0
votes

I am new to Prolog and wanted to start learning the functionality of [H|T] by trying to write the prefix function on my own. The prefix function returns all possible prefixes to a list, such as for L = [a,b,c] would be [], [a], [a,b] and [a,b,c]. I am confused about how my own Prolog function would be able to return so many different solutions. I have it splitting the head and tail of the list, and appending the head to my new list that is going to be the different prefixes returned. This is what I have so far, but I think I am oversimplifying, and don't know how else to recursively call it to get all the different possibilities.

myPrefix([],[]). 

myPrefix([H|T],List) :- myPrefix(T, [H|List]).
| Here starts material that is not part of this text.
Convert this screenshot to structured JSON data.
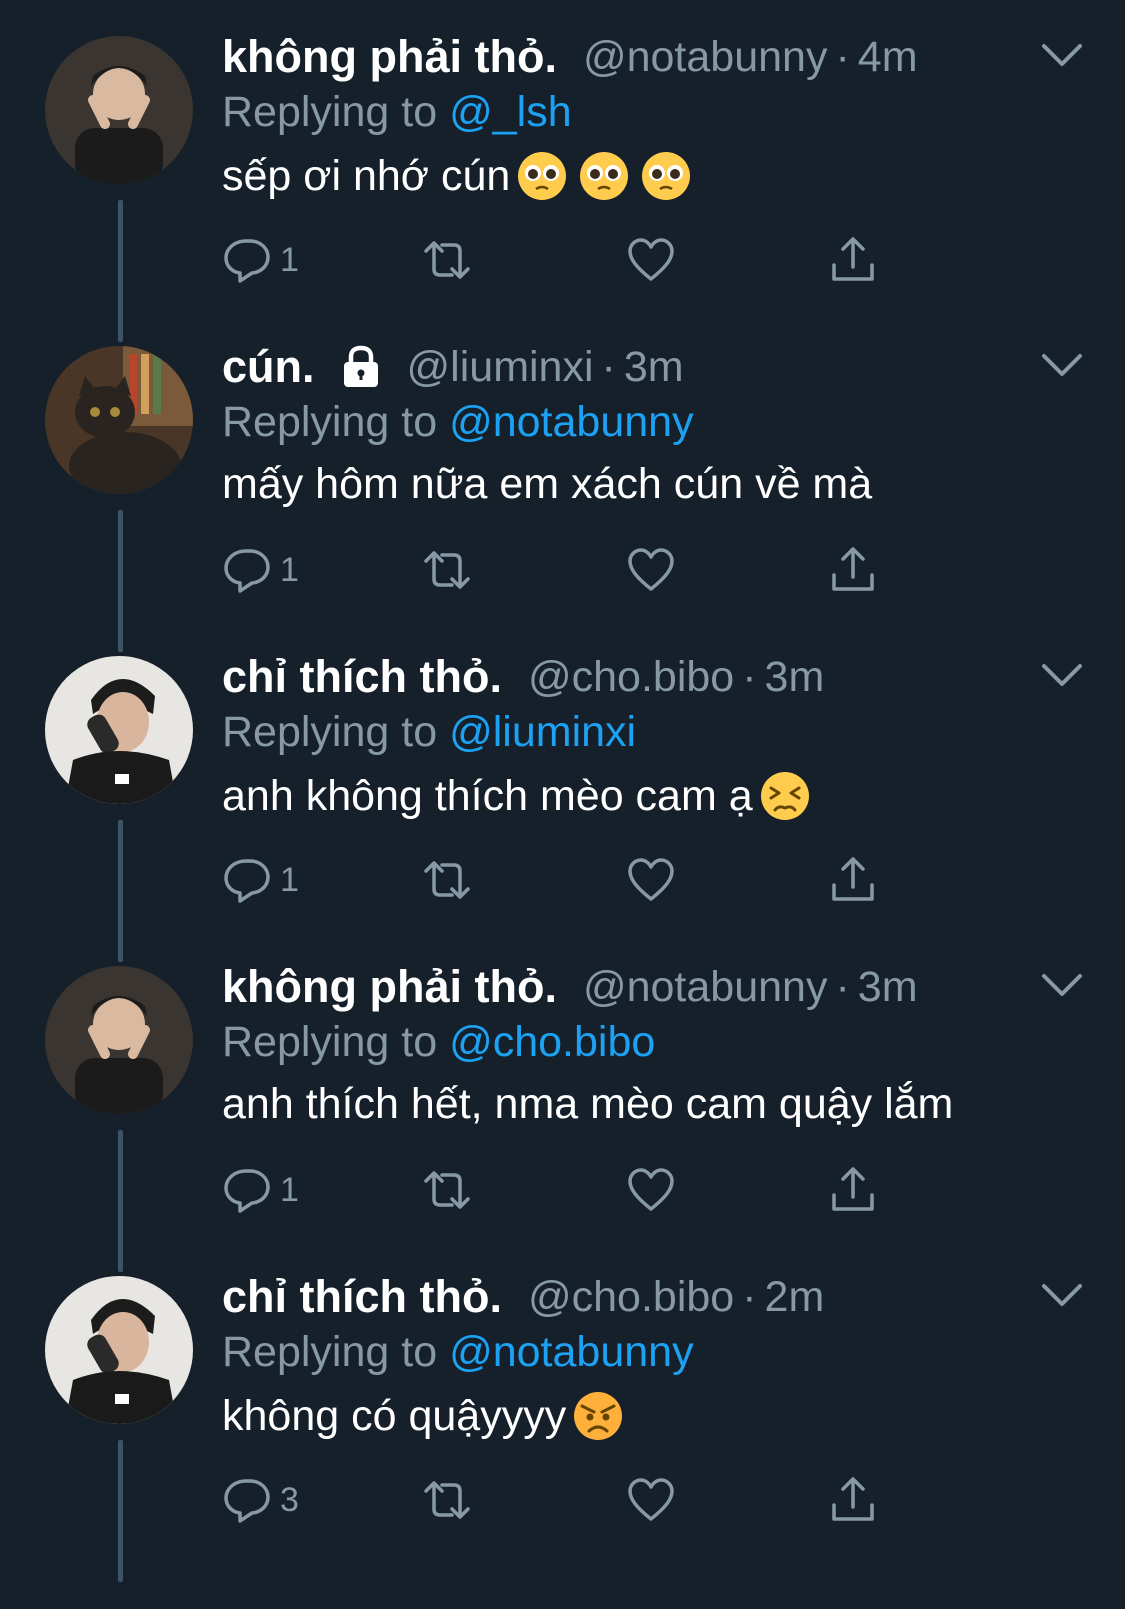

I looked at a lot of the other answers, but those just deal with getting the first element off of a list, not listing all possible prefixes. Any advice of how to go from here or more explanation as to how this head and tail of list manipulation functionality works is appreciated.

1

1 Answers

2
votes

Assuming the first argument if instantiated is indeed is a proper list, then this should do it:

myPrefix(_, []).
myPrefix([H|T], [H|NT]):-
  myPrefix(T, NT).

First clause ignores the first argument and unifies the second with the empty list.

Second clause takes the head of first argument list and puts it as the head of the second argument, and calls itself recursively.

So in effect, the second clause takes one by one as many items as desired and the first clause drops the tail.